The plant would have set several environmental firsts, including recycling the city’s water supply to cool its generators and burning switchgrass as an alternative energy source.
“That plant was going to be a pretty innovative plant in some of those areas. I was frustrated with that decision; I thought I could get that plant sited for them,” Tipton said. “I like my work, so that was frustrating to me to have them decide not to build the plant.”
On the other hand, an effort to run electrical power transmission lines from a wind farm through four counties in northern Iowa was rewarding. The effort produced just one objection from a landowner despite the hundreds of easements that had to be negotiated, she said.

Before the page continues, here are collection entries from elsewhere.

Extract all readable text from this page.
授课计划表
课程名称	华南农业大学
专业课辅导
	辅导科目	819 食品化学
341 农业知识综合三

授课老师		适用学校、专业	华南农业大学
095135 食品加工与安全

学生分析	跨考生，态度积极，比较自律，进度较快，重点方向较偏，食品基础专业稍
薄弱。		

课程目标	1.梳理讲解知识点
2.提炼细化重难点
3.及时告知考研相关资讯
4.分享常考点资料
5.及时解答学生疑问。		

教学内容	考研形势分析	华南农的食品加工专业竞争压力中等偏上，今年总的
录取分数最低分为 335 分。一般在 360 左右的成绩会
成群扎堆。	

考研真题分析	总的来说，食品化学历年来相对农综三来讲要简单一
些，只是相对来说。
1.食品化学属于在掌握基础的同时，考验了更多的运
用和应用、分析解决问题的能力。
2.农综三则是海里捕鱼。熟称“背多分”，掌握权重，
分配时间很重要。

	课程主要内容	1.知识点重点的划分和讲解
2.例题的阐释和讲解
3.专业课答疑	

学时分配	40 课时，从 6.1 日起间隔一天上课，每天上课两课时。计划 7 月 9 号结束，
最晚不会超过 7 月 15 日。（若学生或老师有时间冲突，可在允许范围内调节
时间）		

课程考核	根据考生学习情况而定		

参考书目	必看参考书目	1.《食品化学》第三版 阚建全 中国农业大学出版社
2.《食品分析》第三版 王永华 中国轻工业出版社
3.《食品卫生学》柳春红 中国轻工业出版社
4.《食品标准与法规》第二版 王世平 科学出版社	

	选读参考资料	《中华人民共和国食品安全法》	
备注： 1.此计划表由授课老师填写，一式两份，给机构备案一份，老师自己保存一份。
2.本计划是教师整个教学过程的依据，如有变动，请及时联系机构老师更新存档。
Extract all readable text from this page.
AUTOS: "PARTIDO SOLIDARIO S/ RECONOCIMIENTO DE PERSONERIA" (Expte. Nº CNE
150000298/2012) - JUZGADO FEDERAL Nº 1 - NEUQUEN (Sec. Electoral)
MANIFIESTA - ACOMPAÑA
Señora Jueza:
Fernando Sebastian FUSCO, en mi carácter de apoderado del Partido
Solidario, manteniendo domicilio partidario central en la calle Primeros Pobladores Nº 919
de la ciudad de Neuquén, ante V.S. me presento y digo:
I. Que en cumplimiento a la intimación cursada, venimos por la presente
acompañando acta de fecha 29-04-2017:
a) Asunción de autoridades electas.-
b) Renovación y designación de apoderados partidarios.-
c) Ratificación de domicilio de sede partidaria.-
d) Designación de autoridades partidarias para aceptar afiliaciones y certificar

Tipton noted that in the early 1980s, she represented all seven of the investor-owned utilities operating in the state. Those companies have been reduced to two, MidAmerican and Interstate Power and Light Co., both of which she represents.
In addition, Tipton finds herself in the middle of water issues through her client Iowa American Water, a subsidiary of American Water Works Co. Inc., which is the country’s largest private operator of water supplies.
Tipton said Iowa must continue to battle issues surrounding the quality of its water supply and the condition of the lines that transmit it.
She also predicts that the state could experience disputes over wind rights, similar to the water-availability controversies that have marked the West.
“Some people think that this is our wind, this is Iowa’s wind, this is North Dakota’s wind or this is South Dakota’s wind. Well, you can only build wind farms in certain areas of the country, in the Midwest, in Texas, where the wind blows,” Tipton said. “If we hope to use wind, the wind farms are going to be in one place and then transmitted to the grid so it can be used elsewhere.
“We can’t claim that it’s our wind. That wind is going to have to be available to other areas of the country. So how do we get the power to places where it isn’t being produced? There is going to be a need to get transmission in the Midwest to other parts of the country. The question is whether local groups are going to be able to stop that transmission from being built.
“You can see what the issue is going to be. You have to build a transmission line from Iowa to New York state and is Ohio going to be able to say, ‘No, we don’t want that line in our state’?”
When her thoughts aren’t caught up in issues surrounding wind, water and zoning regulations, Tipton lets her mind wonder through operas and other music.
“In my dreams, I’m a rock star,” she said. “A few of my partners have a band that we call the Belin Boy Band. I keep telling them that they need a girl singer, but they haven’t taken the hint.”
Her attraction to opera dates to when she was a 9-year-old fiddling with the dials on her dad’s Magnavox radio and coming across a Texaco Metropolitan Opera Radio Network broadcast of “La Boheme.”
“After that, I would tune in whenever I could. I think my folks thought I was nuts,” Tipton said.